I don’t normally invade other people’s homes but this was no normal set of circumstances. For the last six years we’d been at a stand-off, Sue and I. From my Loungeroom window I could see through to her study. Her house sat higher than mine so all I could see was the study ceiling, the lamp on her desk, and her head as she sat there night after night — doing something. I knew she wasn’t reading because her activities involved too much movement. Not jumping up and down of course but side to side organising movements of the type that led one to wonder the reason behind it all.
It’s not like I hadn’t been a good neighbour, in the early years I’d often try and find out what she did for a living, “Surely you must have a hobby?” I’d ask. I’d tried many lines of questioning but it seemed to me that over the years she had begun to avoid me more than at first. She was very private. After so long a time I knew only that she had a white car and that she lived next door to me. And also that she did something important everynight. Now I knew it was important because I was so interested in it. I’m not usually the type to be bothered by trivial matters.

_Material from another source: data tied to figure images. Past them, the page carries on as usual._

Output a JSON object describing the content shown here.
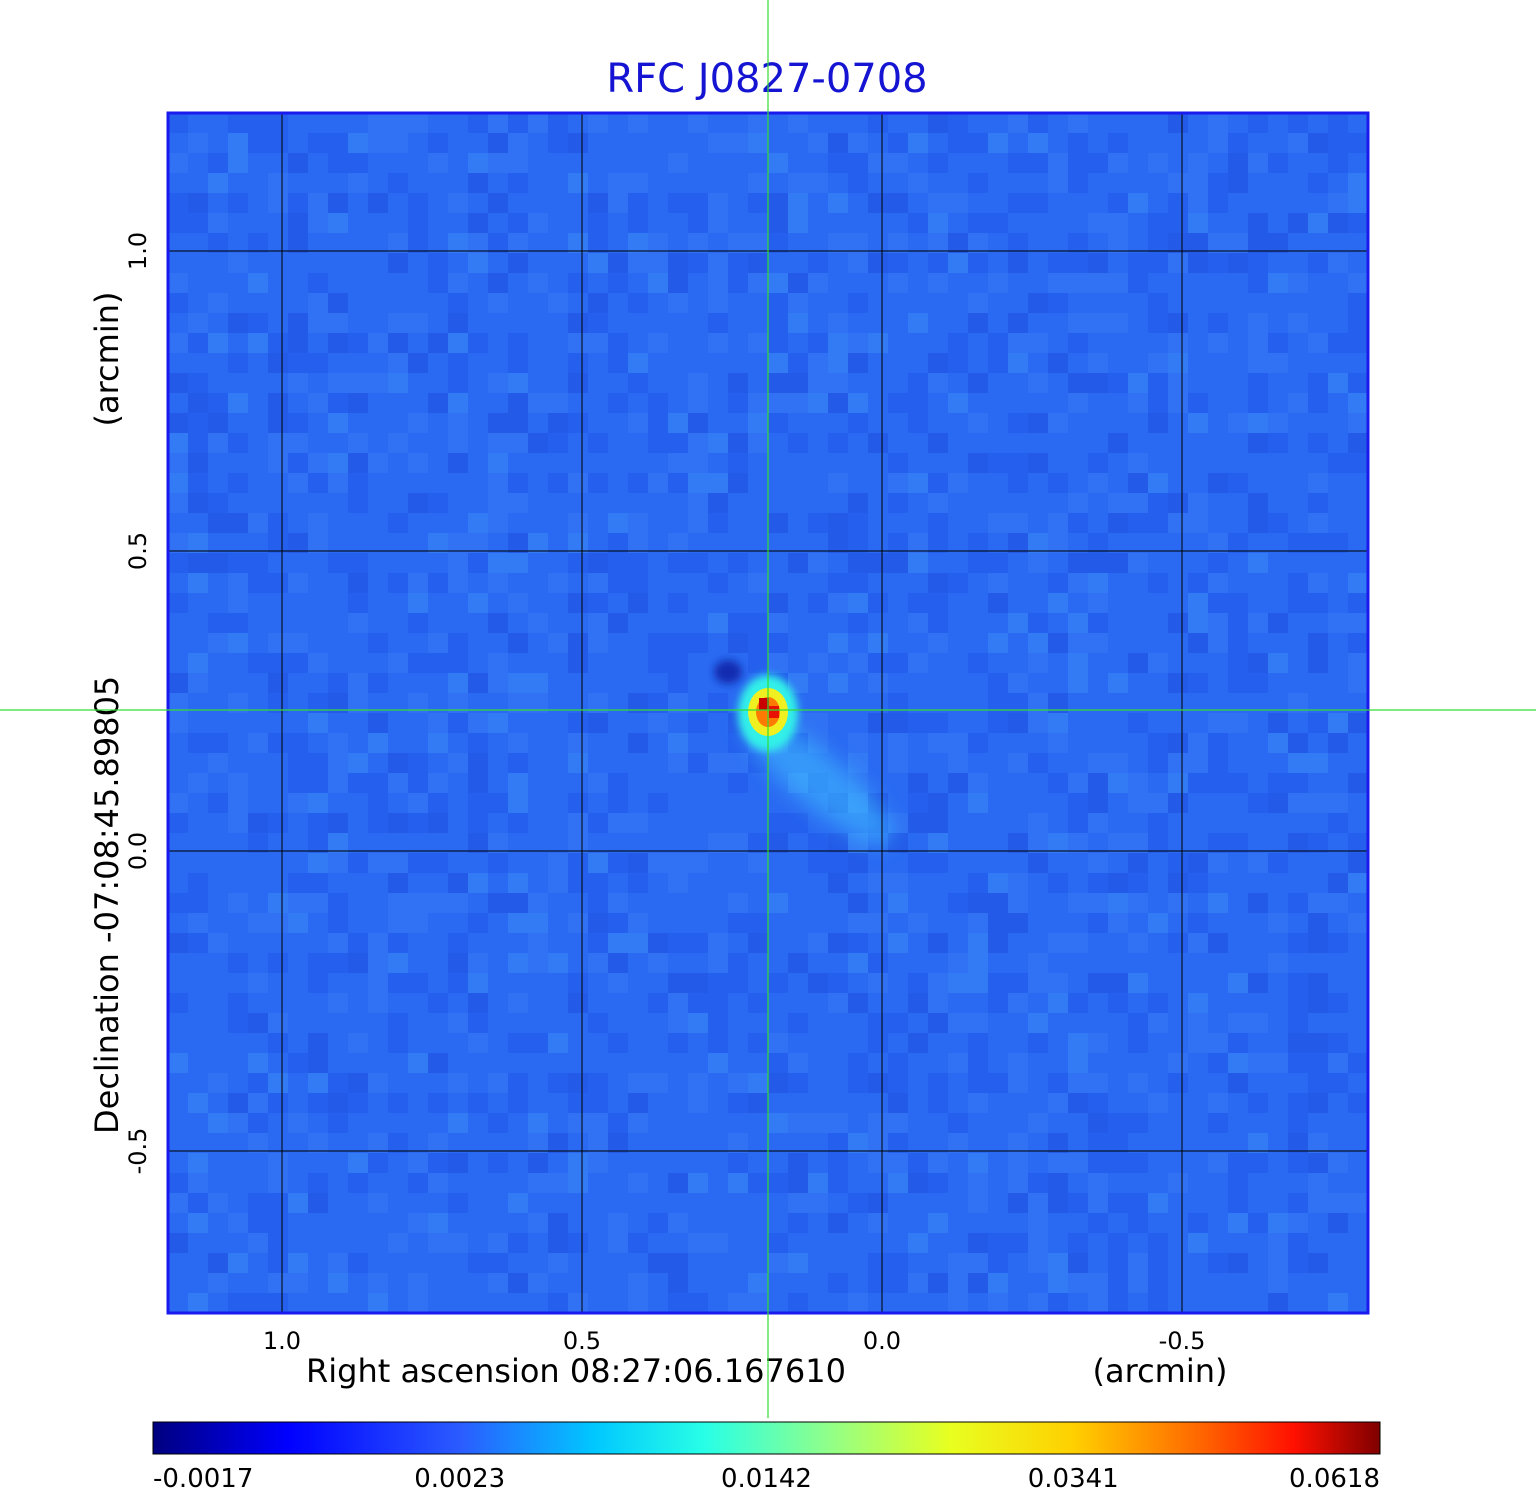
{
  "chart_data": {
    "type": "heatmap",
    "title": "RFC J0827-0708",
    "xlabel": "Right ascension  08:27:06.167610",
    "xunit": "(arcmin)",
    "ylabel": "Declination  -07:08:45.89805",
    "yunit": "(arcmin)",
    "x_range": [
      1.19,
      -0.81
    ],
    "y_range": [
      -0.77,
      1.23
    ],
    "x_ticks": [
      1.0,
      0.5,
      0.0,
      -0.5
    ],
    "x_tick_labels": [
      "1.0",
      "0.5",
      "0.0",
      "-0.5"
    ],
    "y_ticks": [
      1.0,
      0.5,
      0.0,
      -0.5
    ],
    "y_tick_labels": [
      "1.0",
      "0.5",
      "0.0",
      "-0.5"
    ],
    "grid": true,
    "crosshair": {
      "x": 0.19,
      "y": 0.235,
      "color": "#33dd33"
    },
    "source": {
      "peak_x": 0.19,
      "peak_y": 0.235,
      "peak_flux": 0.0618,
      "extension": "faint jet toward lower-right"
    },
    "colormap": "jet",
    "colorbar_ticks": [
      "-0.0017",
      "0.0023",
      "0.0142",
      "0.0341",
      "0.0618"
    ],
    "colorbar_position": "bottom"
  }
}
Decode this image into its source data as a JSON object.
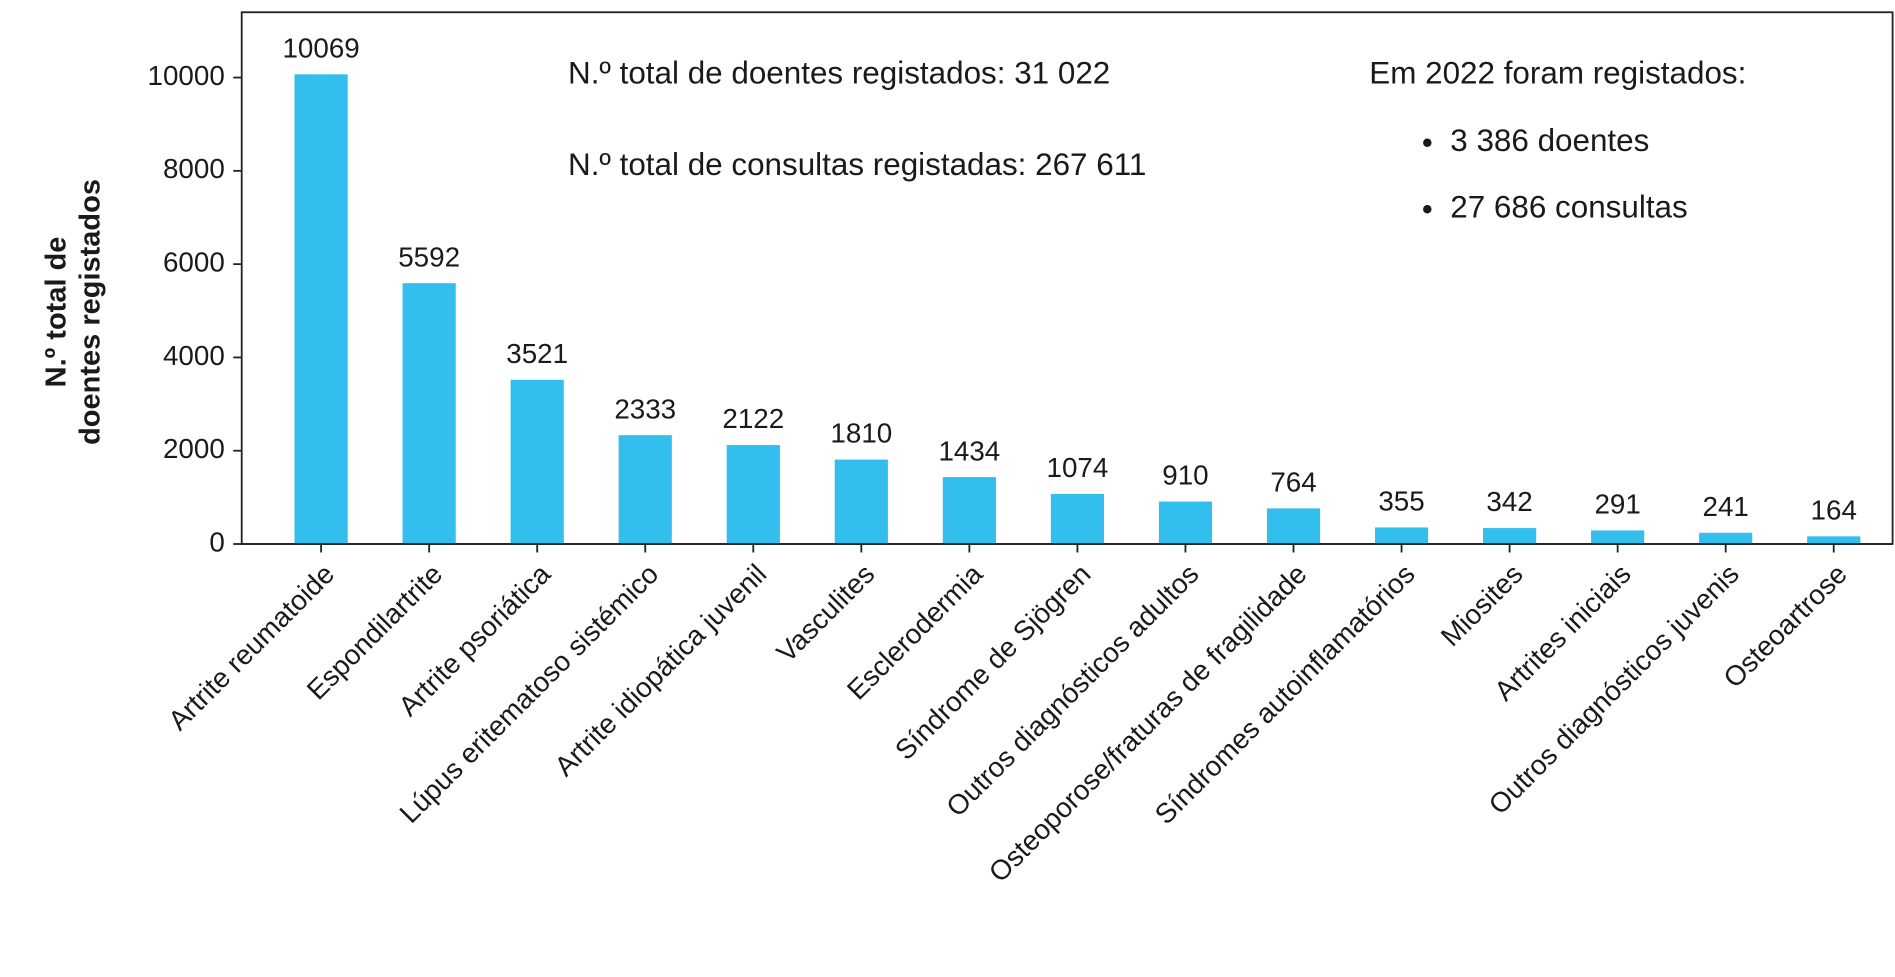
{
  "chart_data": {
    "type": "bar",
    "y_label": [
      "N.º total de",
      "doentes registados"
    ],
    "categories": [
      "Artrite reumatoide",
      "Espondilartrite",
      "Artrite psoriática",
      "Lúpus eritematoso sistémico",
      "Artrite idiopática juvenil",
      "Vasculites",
      "Esclerodermia",
      "Síndrome de Sjögren",
      "Outros diagnósticos adultos",
      "Osteoporose/fraturas de fragilidade",
      "Síndromes autoinflamatórios",
      "Miosites",
      "Artrites iniciais",
      "Outros diagnósticos juvenis",
      "Osteoartrose"
    ],
    "values": [
      10069,
      5592,
      3521,
      2333,
      2122,
      1810,
      1434,
      1074,
      910,
      764,
      355,
      342,
      291,
      241,
      164
    ],
    "color": "#33bfee",
    "ylim": [
      0,
      11400
    ],
    "yticks": [
      0,
      2000,
      4000,
      6000,
      8000,
      10000
    ],
    "annotations": [
      "N.º total de doentes registados: 31 022",
      "N.º total de consultas registadas: 267 611",
      "Em 2022 foram registados:"
    ],
    "bullets": [
      "3 386 doentes",
      "27 686 consultas"
    ]
  }
}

It was half two in the morning as I stood in her kitchen. My wife was asleep and Sue was asleep. Two years previously I had attached a microphone on a water pipe near Sue’s bedroom to ascertain her movements in readiness for tonight’s adventure. I had charted her nocturnal sleep patterns and knew that she would now be in the middle of a deep sleep. In fact from the kitchen I could hear the muffled ticking of her bedroom clock coming down the hall.
I edged forward quietly.
When we first moved in I had assumed that she’d been playing patience, but the expressions on her face were so judgemental that I soon realised that she must have been examining something. I imagined a forensic pathologist taking home unsolved cases each night but her secrecy was such that I soon made the leap to war crimes. Somehow she was conducting work for the United Nations in Indonesia. She did have a habit of ordering Indonesian home delivery and these two facts fitted together so well that I was startled to find her desk empty when I finally reached it in the darkness. I felt around with my hands and found nothing. The drawers were empty and the bin beneath was empty. Then I noticed a piece of chalk beside the desklamp. I picked it up and smelt it but it smelt only of chalk. I was placing it back carefully when I brushed the lamp and turned it on. I froze, but the house didn’t stir. I breathed again. As I went to turn it off my eye caught some chalk scribbling on the desk itself.
Through the haze of my rising blood pressure I read the question, “Where is your wife?”